Brann sighed. “So that was why,” she said. “That was what all this was about. All the terror and the dying and the pain. To build a body to house that… that Monster.”
“So it seems,” Tak WakKerrcarr murmured in her ear. “Do you mind?”
“Yes,” she said fiercely, then she shook her head. “It’s futile, but I mind. Look what we’ve loosed on this miserable world. I’d like to…”
‘It’s god-business, Thornlet. We’re out of it now and lucky to be alive. Let’s stay that way. You coming back with me?”
She leaned against him and looked at Maksim. He was over with Korimenei and a stocky red-haired man she didn’t know; she saw him touch the man’s face with the affection and tenderness he’d saved for her till now. I’ve lost him too, she thought, but I never had him, did I. He looks well. And happy. What kind of jealous bitch am I that I resent it? She smiled. Just your average sort of jealous bitch, I suppose. Nothing special. “Maksi,” she called.
He looked round. “Bramble?”
“Going back to Jal Virri?”
“Yes, I’ve got an apprentice to teach.” He threaded his big hand through Korimenei’s flyaway hair, shook her gently. “Work her little tail off. You?”
“I’m for Mun Gapur. See you round. Tak?”
“Give the girl a rest, Maks, come see us some time. Bring your friend if you want. Ta.”
5
The next morning, a bright clear cool morning with air that bubbled in the blood like wine, Brann stood beside one of the few coldsprings in Tak WakKerrcarr’s watergarden at Mun Gapur. She held Massulit out away from her. “I don’t want it, Tik-tok. I don’t want it anywhere round me. It makes me nervous. It reminds me… She swallowed, the pain suddenly back, the loss raw in her.

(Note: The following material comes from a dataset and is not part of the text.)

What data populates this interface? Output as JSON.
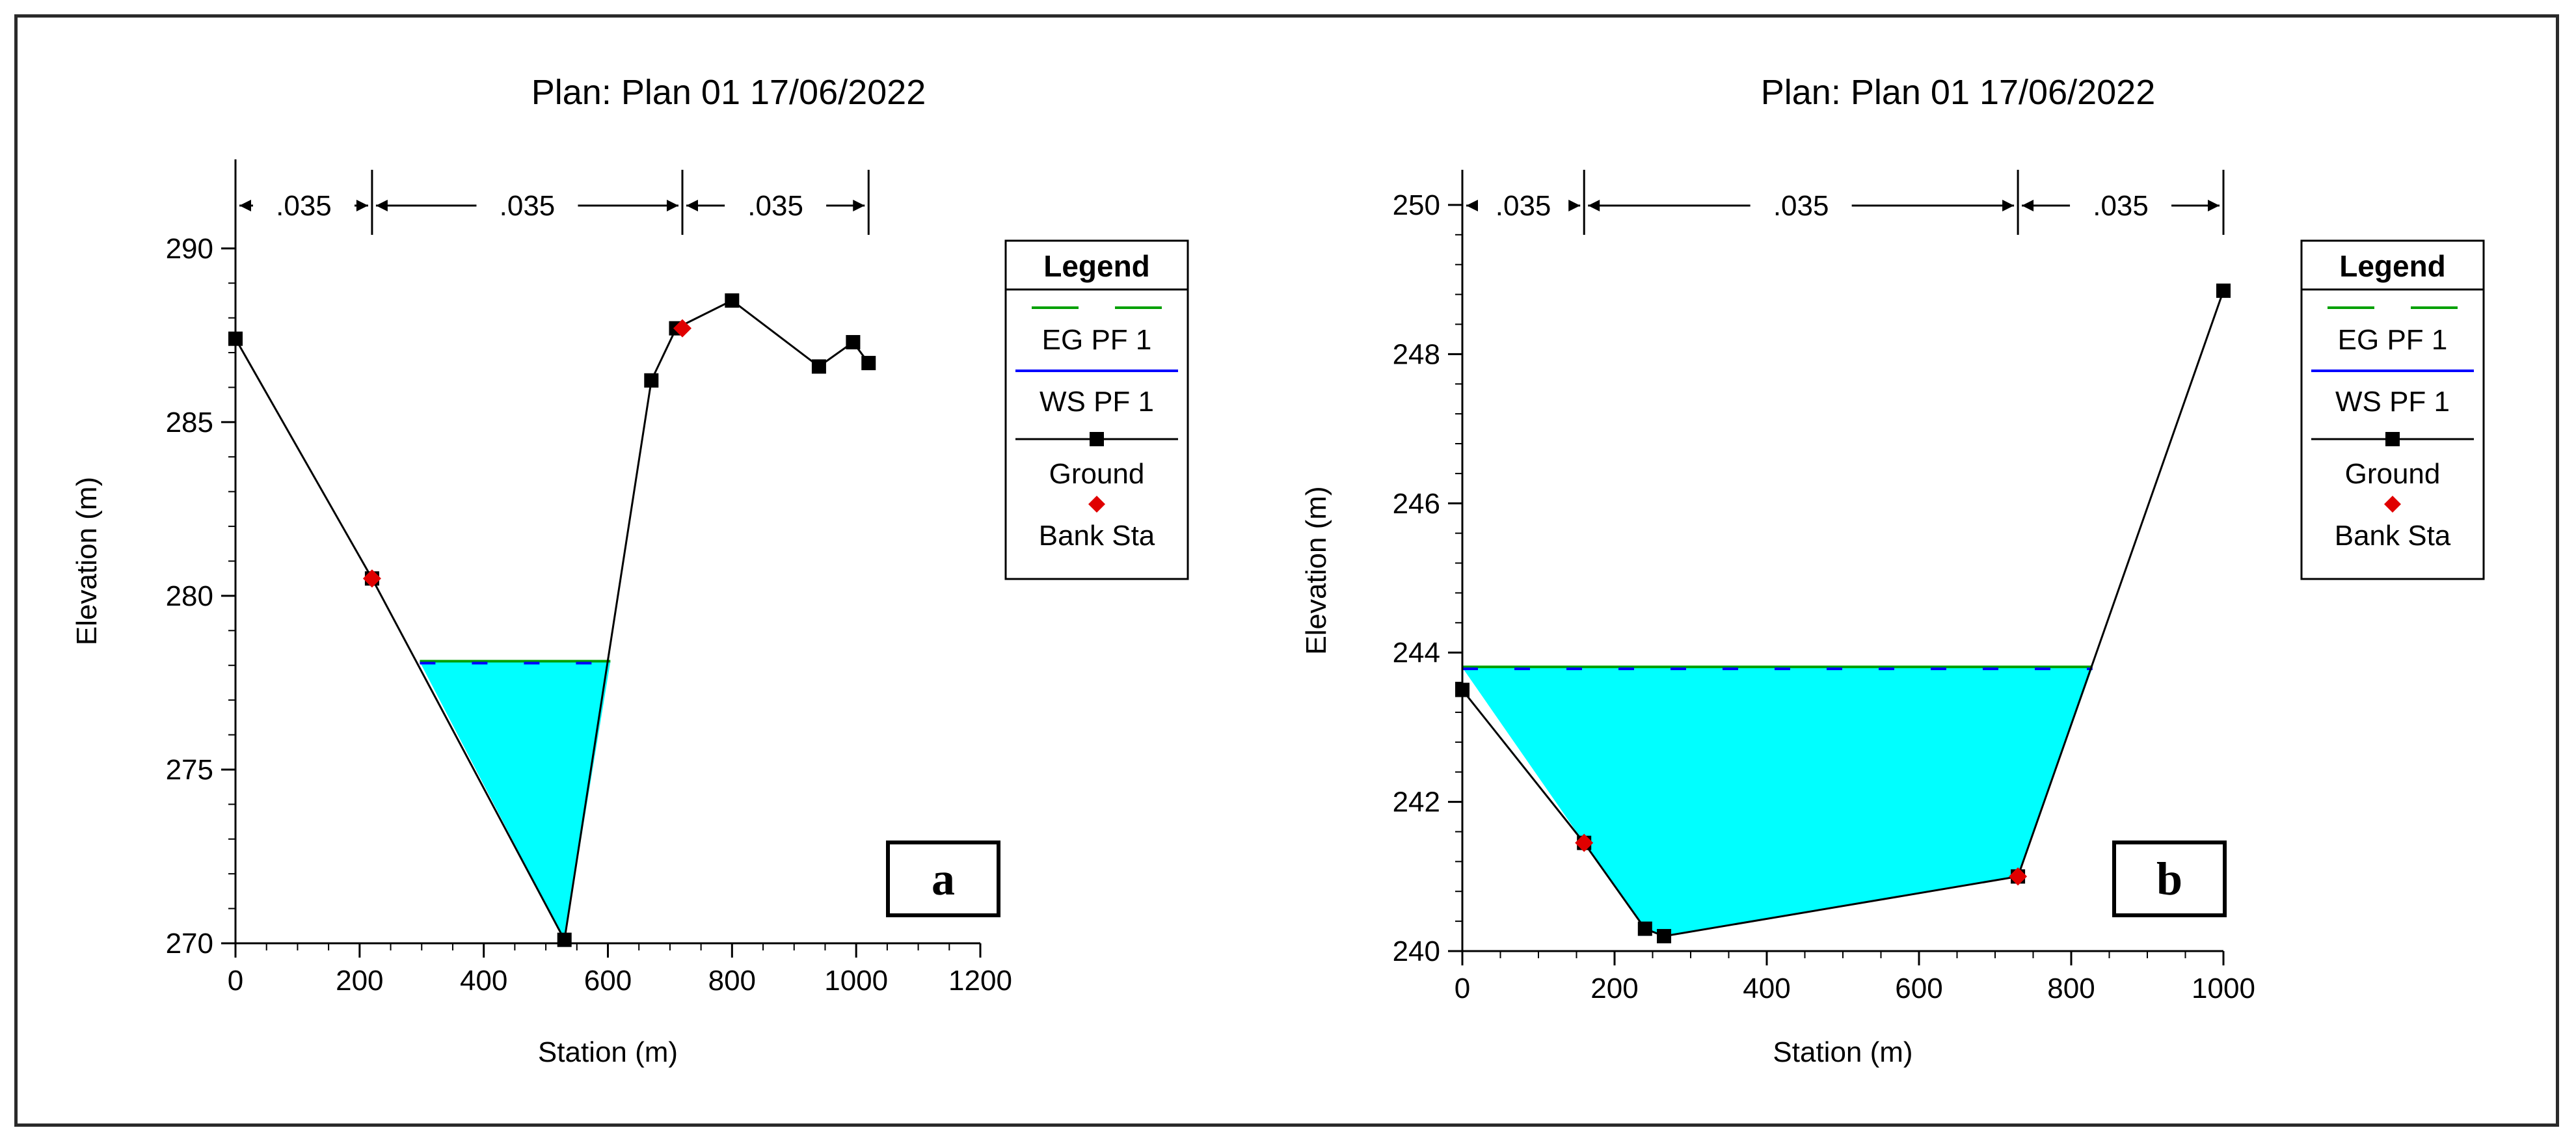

“It goes where it will, Thomlet and that’s not me. You want to lay a curse on me even I couldn’t handle, try giving it to me.” His mouth twitched in a smile part rueful, part calculating. “You might give it to Amortis.”
Brann snorted, then she smiled too, a small reluctant lift of her mouth corners. “I will never ever forget that scene. I hope Slya sets her hair on fire.” The smile went away. “And melts him into slag.”
“Ah, m’ dear.”‘
“Hunh!” She contemplated Massulit a moment longer then tossed it into the spring and watched it sink through the clear cold water. It shone briefly but intensely blue, then settled dark and anonymous among the stones at the bottom of the pool. “There. I give it to nobody.” She turned away, brushing her hands as if she brushed away the whole of the painful time just past. “This is a fire mountain,” she said.
“True. Why?”
“Build me a kiln, Tik-tok.”
“You need to rest a while, Thornlet, Relax.”
She moved her shoulders, ran a hand through her long white hair. “I can’t, luv. Not for a while yet. Do you understand? I need to be busy. I need to do something with my body, my hands, my mind. Something with meaning to me. When I was last in Kukurul I saw newware from Arth Slya. It gave me, idea I want to try. Any clay deposits round here?”
“I don’t know. I’ll see what I can find out. You’re sure?”
“They were my children, Tik-tok. I have to grieve for them a while. But only a while. We have time, luv. If nothing else, we do have time.